Il y a des hommes politiques qui gouvernent. D’autres qui improvisent. Et puis il y a Donald Trump, qui transforme chaque sujet en série Netflix saison 47, avec effets spéciaux spirituels et rebondissements théologiques non autorisés par Rome.

Donc voilà Trump, tranquille, en mode « faiseur de rois », qui se réveille un matin et décide que la papauté aussi est une option dans sa fiche de posts. Président, magnat, et désormais influenceur faiseur de pape. Rien que ça. La prochaine étape logique : il sera faiseur de Saint-Esprit, si le timing publicitaire est bon.

Face à lui, le pape Léon XIV, calme, posé, soporifique et probablement en train de penser à la paix mondiale, ou à autre chose à peine moins ridicule, lâche une phrase sur la paix. Un classique Vatican, sobre et ennuyeux. Et soudain, Trump surgit, répond comme on commente un match de golf : « Si je n’avais pas été élu, tu ne serais pas au Vatican. »

On passe du bras de fer diplomatique au fantasy football religieux. Manque plus que les cartes à collectionner : « Pape rare, édition Trump 2026, +10 en humilité douteuse ».

Le Vatican doit relire trois fois la phrase pour vérifier qu’il s’agit bien d’un chef d’État et pas d’un fil Twitter généré par une IA flagada.

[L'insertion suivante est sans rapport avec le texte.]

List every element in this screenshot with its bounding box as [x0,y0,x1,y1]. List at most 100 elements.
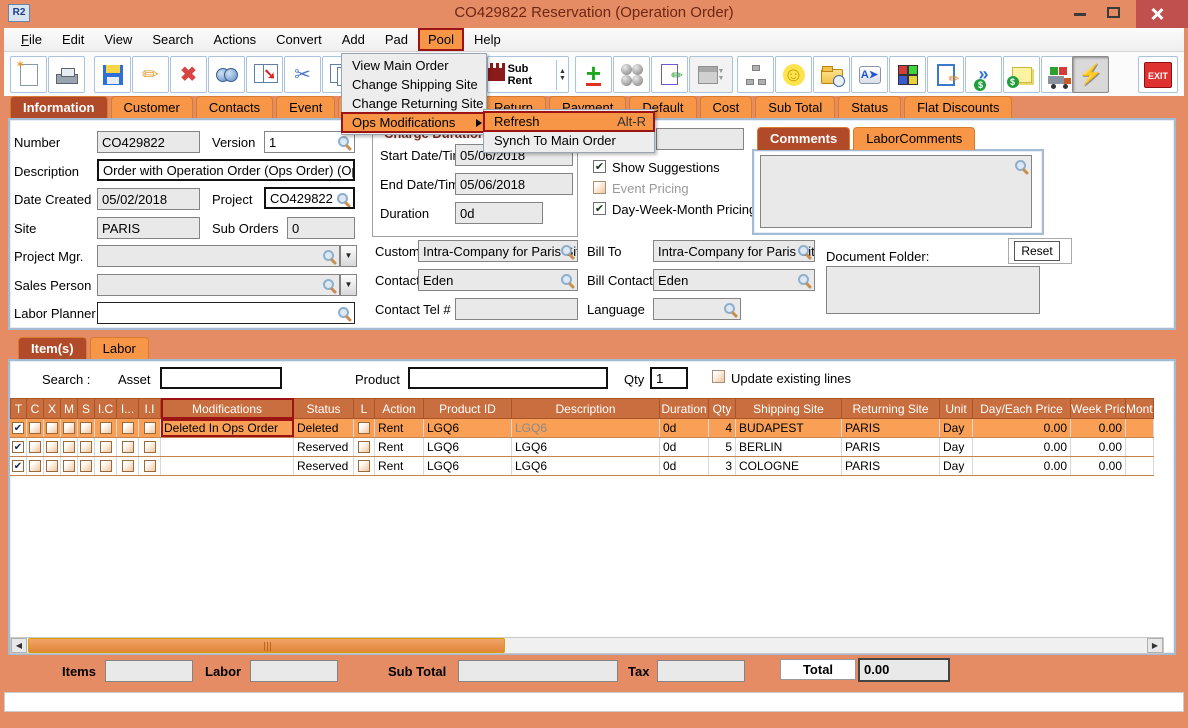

Pour un « mot d’esprit » en mode Trump, le monde rentre en transe ; en Italie, ça s’étrangle élégamment. Giorgia Meloni parle « d’inacceptable », ce qui, en politique italienne, correspond à un hurlement intérieur avec gestuelle contrôlée. Et Trump, fidèle à lui-même, répond en mode rupture sentimentale : « Je pensais qu’elle était courageuse. J’avais tort. » C’est moins une diplomatie qu’un speed dating géopolitique.

Aux États-Unis, ça panique dans tous les sens. Chez les catholiques et les évangéliques, c’est la révolution. Et le vice-président tente la technique universelle, la phrase officielle des catastrophes mal calibrées : « Oh ça va ! C’était une blaaague ! »

Mais le plus beau, c’est le réflexe final : la suppression du message. Et là, soudain, le miracle contemporain se produit. Algorithmique et électoral. Enfin, Trump découvre qu’on ne plaisante pas éternellement avec les symboles sacrés quand 50 millions de catholiques regardent le fil.

On appelle ça la politique moderne : dire n’importe quoi en direct, puis prier l’algorithme de l’oubli.

Et, quelque part, entre un tweet supprimé et une papauté involontairement secouée, il reste cette impression étrange que le monde est dirigé par des gens qui testent leurs idées comme des filtres Instagram. Certains leur vont bien. D’autres font immédiatement penser à une erreur de civilisation.

Trump continue de se défouler et de sourire parce que, dans son univers, même les scandales ont une stratégie. Même le Vatican devient un épisode pilote. Et même Dieu, probablement, attend de voir s’il doit répondre simplement Amen ou ignorer le thread.